L’altro amministratore del gruppo è milanese dell’hinterland, Francesco, 34 anni, operaio metalmeccanico. Da tempo la sua famiglia era molto preoccupata perché viveva solo su Internet, in un mondo virtuale parallelo. Sui suoi social comparivano manifesti con svastiche barrate e la scritta «No alla dittatura sanitaria», e incitava per lo più alla distruzione dei ripetitori 5G. Insieme a loro c’era anche Stefano, 53enne bergamasco, operaio, con un regolare porto d’armi e due pistole a casa. Nelle chat diceva di avere «dei gingilli a lungo raggio da provare». Mentre David, 45 anni, proprietario di un bar a Roma, incitava ad «azioni violente» e sul suo profilo Facebook ci sono scritte «No mask no Vax no green pass».

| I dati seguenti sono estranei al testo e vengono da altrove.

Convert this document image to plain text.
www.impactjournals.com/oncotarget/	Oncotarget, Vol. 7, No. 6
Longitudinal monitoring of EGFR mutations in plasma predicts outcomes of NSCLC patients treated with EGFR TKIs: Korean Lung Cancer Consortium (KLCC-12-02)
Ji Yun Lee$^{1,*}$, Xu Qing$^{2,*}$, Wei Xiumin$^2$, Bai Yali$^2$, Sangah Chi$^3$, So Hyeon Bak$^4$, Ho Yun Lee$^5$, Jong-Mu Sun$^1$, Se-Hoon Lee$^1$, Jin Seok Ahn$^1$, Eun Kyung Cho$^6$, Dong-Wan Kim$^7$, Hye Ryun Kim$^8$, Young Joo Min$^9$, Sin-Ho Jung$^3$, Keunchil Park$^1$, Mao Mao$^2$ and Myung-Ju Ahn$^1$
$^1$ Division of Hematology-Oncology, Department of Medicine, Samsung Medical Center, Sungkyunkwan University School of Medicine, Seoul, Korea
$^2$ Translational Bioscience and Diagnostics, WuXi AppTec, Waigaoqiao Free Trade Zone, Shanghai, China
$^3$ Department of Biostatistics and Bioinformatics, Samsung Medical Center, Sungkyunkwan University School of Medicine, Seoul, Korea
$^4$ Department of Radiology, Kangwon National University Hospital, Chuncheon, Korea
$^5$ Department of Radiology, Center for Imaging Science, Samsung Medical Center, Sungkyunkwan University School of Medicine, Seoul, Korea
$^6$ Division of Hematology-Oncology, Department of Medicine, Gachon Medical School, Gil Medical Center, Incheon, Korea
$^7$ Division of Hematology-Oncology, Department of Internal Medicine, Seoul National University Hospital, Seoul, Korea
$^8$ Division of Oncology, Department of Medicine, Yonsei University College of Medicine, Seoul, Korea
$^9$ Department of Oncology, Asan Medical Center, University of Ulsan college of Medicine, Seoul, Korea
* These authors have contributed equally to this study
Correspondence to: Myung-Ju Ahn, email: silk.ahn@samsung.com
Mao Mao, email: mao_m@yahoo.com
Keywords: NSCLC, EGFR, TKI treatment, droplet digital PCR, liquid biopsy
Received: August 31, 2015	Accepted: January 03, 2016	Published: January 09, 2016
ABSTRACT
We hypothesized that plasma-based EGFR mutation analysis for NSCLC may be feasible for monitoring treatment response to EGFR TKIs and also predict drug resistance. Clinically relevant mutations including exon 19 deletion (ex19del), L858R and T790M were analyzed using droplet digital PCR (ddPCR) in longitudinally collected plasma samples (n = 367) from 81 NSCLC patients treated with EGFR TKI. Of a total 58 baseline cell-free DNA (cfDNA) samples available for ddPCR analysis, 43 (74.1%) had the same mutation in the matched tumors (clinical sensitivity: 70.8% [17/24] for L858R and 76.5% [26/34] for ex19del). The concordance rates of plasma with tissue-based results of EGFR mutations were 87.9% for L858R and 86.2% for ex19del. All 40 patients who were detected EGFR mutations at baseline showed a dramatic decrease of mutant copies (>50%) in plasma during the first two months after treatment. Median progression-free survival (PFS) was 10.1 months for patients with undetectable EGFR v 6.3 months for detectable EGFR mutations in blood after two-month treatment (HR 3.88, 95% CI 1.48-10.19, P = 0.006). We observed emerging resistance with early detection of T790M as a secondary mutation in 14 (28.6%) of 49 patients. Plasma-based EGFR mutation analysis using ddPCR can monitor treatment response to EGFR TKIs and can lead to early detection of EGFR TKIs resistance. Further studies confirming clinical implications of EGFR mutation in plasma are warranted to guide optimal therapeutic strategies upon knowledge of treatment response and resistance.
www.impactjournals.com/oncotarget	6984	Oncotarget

E ancora: a casa di Stefano, 33 anni, panettiere di Reggio Emilia sono stati trovati manganelli, una katana e spray al peperoncino. Infine le tre donne del gruppo. Ilaria, 43 anni, romana, ex commessa in un grande magazzino ora disoccupata; Lara, veneziana, 51 anni, è la simpatizzante secessionista: aveva un porto d’armi regolare ma nel 2019 le è stato revocato per ragioni di salute mentale. Infine ecco Sandra, padovana, 53 anni: lavora in una mensa aziendale e voleva tirare letame e uova addosso a Roberto Speranza in un appuntamento pubblico a Padova, il 2 settembre, al quale però il ministro ha dato forfait.